3. The correctness and the legality of the grant of these two reliefs by the learned Commissioner (Appeals) in his impugned orders are being questioned in the second appeal before this Tribunal. The ground on which the revenue disputes the correctness of the grant of investment allowance under Section 32A is as follows : The Commissioner (Appeals) erred in holding that the Government of India cannot be considered as a person residing in India for purpose of relief under Section 32A.On the same reason, it also disputed the correctness of Section 80J relief granted.

4. We have also considered this aspect fully and completely in our previous orders in IT Appeal No. 691 (Hyd.) of 1980 dated 31-10-1983 [Since reported in Dredging Corporation of India Ltd. v. ITO [1984] 7 ITD 739 (Hyd.)]. The learned counsel for the assessee Shri B.V.Subramanyam argued before us in the appeal that the phrase 'person resident in India' is a technical phrase on the tax statute. He further argued that the dictionary meaning cannot be glibly assigned so as to enlarge the meaning. Authorities from Maxwell, Craes and Bindra's the Interpretation of Statutes were cited for our commendation. Contextual rule also pointed out to the previous owner being a resident assessee, argued the learned counsel. The Government of India cannot be taken to be a 'person' contemplated under the Act, inasmuch as, the person contemplated under the Act should be governed by the provision of the Act as is evident from the test of 'residence' going with it. At page 10 of the Law & Practice of Income-tax by Shri Kanga and Palkhivala, it is said that "[The Income-tax] Act does not bind the Government ; the Government can claim immunity in respect of income received by it as well as in respect of its income received on its behalf by a Government servant in the course of his official duties. ..." When the Act does not bind the Government, the question of definitions under the Act applying to the Central Government does not arise. It is significant that Section 2(31) of the Act includes the local authority and every artificial juridical person and not the Central Government. If the Legislature intended to include the Central Government within the definition of person, it would have included the same along with local authority under the definition. We have accepted this argument advanced by the learned counsel for the assessee-corporation and we hold that we find it difficult to accept the argument of the revenue could be treated as a person resident in India'. Ultimately, we held that the investment allowance is barred only where the purchase is from a person resident in India and that the Government of India is not a person and at any rate such person. The purpose of restricting the allowance only to purchase of ships from person other than 'person resident in India' is said to avoid the grant of such allowance on a ship more than once.

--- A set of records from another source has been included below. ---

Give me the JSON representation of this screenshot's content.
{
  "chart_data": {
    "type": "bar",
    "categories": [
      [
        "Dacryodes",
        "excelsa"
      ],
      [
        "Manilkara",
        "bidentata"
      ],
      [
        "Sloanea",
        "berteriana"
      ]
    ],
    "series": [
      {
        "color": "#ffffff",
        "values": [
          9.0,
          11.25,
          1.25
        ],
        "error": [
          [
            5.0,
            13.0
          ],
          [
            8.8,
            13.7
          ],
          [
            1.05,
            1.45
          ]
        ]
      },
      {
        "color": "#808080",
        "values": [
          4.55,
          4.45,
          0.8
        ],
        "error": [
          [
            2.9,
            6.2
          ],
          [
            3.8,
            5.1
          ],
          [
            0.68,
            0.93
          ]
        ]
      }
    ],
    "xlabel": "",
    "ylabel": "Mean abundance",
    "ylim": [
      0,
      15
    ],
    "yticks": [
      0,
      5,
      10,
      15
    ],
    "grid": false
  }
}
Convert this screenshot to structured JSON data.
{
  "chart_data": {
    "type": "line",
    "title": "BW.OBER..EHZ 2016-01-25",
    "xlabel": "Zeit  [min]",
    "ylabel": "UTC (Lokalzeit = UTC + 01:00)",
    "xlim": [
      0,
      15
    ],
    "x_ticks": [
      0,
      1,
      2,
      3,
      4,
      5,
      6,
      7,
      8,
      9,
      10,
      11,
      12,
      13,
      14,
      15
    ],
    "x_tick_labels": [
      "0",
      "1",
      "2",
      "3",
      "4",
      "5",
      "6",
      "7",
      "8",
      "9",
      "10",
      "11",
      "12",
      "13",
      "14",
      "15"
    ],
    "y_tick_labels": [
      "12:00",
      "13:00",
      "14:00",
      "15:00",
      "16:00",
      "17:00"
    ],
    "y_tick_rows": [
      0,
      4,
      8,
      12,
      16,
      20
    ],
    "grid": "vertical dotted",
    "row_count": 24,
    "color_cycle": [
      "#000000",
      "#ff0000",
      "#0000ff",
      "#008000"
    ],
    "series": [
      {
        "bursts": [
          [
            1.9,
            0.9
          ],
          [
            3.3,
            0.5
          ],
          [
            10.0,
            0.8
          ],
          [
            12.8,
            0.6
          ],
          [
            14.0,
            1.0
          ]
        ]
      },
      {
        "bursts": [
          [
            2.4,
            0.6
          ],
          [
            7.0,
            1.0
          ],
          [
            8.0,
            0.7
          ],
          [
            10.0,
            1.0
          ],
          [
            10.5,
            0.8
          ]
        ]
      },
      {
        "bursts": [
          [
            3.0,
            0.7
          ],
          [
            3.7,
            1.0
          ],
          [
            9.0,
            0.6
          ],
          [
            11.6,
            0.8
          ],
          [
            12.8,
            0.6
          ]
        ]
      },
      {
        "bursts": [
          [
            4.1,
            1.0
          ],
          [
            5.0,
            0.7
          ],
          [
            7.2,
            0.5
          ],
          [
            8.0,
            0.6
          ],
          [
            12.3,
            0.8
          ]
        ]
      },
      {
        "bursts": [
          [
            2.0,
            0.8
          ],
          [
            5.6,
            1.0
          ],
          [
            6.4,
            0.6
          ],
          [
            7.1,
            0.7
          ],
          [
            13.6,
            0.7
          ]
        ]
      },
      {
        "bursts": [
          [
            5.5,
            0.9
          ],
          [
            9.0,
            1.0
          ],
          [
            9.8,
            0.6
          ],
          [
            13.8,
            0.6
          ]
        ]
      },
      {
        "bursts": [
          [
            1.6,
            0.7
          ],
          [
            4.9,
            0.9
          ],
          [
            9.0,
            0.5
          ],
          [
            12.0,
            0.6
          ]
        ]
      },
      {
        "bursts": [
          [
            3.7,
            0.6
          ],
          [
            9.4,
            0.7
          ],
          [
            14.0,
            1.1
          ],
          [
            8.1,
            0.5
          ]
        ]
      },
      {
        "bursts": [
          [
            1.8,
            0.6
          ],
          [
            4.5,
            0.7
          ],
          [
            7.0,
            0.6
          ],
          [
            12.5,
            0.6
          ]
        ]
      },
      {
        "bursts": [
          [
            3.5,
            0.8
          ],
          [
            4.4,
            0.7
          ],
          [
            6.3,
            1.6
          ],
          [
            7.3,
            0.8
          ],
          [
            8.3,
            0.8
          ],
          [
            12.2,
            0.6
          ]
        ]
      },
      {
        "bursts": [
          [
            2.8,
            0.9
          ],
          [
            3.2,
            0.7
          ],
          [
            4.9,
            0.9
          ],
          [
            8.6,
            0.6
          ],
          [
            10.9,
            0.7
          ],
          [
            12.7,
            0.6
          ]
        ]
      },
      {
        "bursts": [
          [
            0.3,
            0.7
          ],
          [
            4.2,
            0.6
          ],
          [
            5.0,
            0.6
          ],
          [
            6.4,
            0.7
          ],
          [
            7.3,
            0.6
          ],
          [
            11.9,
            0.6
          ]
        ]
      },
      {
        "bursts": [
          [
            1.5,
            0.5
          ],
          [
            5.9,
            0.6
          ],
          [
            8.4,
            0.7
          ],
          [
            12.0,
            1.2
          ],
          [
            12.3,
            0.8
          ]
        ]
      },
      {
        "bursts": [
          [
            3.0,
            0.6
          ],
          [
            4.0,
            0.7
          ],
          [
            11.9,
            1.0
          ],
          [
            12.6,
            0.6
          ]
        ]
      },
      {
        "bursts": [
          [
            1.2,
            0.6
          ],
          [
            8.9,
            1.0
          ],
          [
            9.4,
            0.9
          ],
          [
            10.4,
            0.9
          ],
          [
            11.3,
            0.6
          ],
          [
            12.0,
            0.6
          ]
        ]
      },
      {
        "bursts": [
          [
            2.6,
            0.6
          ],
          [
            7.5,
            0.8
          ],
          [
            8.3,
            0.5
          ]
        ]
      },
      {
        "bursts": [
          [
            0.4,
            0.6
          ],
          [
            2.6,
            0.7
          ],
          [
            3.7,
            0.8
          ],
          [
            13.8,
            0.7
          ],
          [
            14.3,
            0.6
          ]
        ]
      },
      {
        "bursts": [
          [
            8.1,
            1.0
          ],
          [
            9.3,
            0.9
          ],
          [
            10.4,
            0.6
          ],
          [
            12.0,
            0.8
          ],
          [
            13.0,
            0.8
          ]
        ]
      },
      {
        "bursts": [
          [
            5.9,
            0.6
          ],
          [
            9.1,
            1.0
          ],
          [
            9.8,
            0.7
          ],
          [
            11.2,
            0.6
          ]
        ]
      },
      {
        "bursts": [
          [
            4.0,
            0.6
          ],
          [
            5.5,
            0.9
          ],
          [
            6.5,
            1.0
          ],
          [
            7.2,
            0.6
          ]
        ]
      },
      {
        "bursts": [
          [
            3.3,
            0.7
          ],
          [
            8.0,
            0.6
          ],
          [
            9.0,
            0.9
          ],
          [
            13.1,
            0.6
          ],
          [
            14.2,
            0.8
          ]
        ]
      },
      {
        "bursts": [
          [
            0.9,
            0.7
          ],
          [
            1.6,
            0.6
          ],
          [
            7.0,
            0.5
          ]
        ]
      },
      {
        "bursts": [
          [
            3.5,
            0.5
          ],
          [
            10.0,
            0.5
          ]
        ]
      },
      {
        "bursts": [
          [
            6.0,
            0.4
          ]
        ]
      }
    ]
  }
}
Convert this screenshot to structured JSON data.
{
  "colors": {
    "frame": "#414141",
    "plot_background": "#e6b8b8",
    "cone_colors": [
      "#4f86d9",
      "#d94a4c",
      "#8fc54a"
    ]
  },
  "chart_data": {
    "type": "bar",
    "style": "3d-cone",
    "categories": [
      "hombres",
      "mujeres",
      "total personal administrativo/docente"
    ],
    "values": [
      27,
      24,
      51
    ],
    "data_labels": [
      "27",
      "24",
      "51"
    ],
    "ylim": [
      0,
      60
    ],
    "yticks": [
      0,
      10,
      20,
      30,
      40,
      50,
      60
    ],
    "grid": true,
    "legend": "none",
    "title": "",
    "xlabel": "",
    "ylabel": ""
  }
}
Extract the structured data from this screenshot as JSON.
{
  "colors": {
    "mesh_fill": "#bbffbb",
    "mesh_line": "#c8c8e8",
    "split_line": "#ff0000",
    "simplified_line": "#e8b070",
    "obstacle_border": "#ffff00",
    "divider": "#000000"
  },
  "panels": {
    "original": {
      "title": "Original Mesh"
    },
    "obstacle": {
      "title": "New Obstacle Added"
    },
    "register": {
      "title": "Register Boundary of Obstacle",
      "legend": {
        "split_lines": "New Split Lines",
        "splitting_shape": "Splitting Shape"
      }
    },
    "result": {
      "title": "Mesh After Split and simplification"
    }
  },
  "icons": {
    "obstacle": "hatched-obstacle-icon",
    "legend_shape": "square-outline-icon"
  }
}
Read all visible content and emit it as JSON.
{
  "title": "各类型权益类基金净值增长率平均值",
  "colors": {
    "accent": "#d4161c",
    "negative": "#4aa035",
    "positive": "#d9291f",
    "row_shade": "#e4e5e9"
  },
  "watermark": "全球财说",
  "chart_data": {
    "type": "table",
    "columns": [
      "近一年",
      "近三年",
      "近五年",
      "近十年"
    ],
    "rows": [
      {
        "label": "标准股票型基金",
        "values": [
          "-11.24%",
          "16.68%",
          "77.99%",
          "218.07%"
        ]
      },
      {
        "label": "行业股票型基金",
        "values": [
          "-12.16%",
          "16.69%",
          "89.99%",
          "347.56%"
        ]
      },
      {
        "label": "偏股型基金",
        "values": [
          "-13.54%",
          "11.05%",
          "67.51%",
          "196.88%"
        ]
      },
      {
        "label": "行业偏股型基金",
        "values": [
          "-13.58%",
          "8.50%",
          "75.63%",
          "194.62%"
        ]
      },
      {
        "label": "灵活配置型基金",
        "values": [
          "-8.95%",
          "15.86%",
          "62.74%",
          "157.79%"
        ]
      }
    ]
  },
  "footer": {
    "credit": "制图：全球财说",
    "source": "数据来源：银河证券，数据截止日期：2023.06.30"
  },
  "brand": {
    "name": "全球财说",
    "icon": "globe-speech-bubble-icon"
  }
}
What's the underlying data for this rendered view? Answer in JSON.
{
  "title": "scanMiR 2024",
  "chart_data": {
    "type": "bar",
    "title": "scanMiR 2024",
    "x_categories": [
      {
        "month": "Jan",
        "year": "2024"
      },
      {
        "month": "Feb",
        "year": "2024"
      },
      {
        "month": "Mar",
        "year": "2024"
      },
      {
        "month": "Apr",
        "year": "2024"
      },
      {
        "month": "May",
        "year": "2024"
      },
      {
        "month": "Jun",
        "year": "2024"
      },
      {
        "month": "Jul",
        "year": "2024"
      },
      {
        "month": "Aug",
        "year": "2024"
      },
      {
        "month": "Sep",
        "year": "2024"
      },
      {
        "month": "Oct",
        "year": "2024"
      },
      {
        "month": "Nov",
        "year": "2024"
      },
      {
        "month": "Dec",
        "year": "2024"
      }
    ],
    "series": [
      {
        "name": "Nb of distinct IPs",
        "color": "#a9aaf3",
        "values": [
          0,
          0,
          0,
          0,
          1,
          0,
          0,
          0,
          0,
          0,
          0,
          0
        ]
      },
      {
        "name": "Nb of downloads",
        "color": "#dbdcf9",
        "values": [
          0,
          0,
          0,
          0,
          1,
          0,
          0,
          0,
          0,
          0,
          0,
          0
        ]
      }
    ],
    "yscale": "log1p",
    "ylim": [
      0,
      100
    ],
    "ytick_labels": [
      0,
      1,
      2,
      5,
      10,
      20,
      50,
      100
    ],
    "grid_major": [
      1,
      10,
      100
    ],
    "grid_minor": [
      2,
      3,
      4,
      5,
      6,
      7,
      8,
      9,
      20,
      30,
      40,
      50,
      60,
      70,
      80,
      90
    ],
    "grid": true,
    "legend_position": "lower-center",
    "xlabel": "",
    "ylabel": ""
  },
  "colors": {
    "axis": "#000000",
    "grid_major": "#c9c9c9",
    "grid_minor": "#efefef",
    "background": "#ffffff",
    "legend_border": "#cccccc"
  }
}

In other words, it should not be possible for the same ship to get the allowance more than once by mere change of hands. Prior use in inland waters by itself is no bar. The object is obviously to encourage shipping industry. Ultimately, we found 'we, therefore, find that this allowance to the assessee even in respect of acquisition from Government of India is quite in accord with the intention of the statute'. Therefore, we granted investment allowance subject to the ITO's satisfaction regarding the other conditions like creation of reserve, etc. We also granted Section 80J relief and we directed that this claim should be considered afresh. What we have held with regard to the other 10 crafts of dredgers which are considered as ships for purposes of investment allowance as well as Section 80J relief, equally apply to Tug No. IV which is the subject-matter of the reassessment and the appeal thereunder. We, therefore, hold that in view of our previous order, which we intend to follow while disposing of this appeal, there are no grounds to disallow the investment allowance as well as Section 80J relief, with regard to Tug No. IV. Both the reliefs were correctly granted according to us by the learned Commissioner (Appeals) and, therefore, there are no grounds to interfere with his order.

5. In the result, the departmental appeal is dismissed as it is found without substance.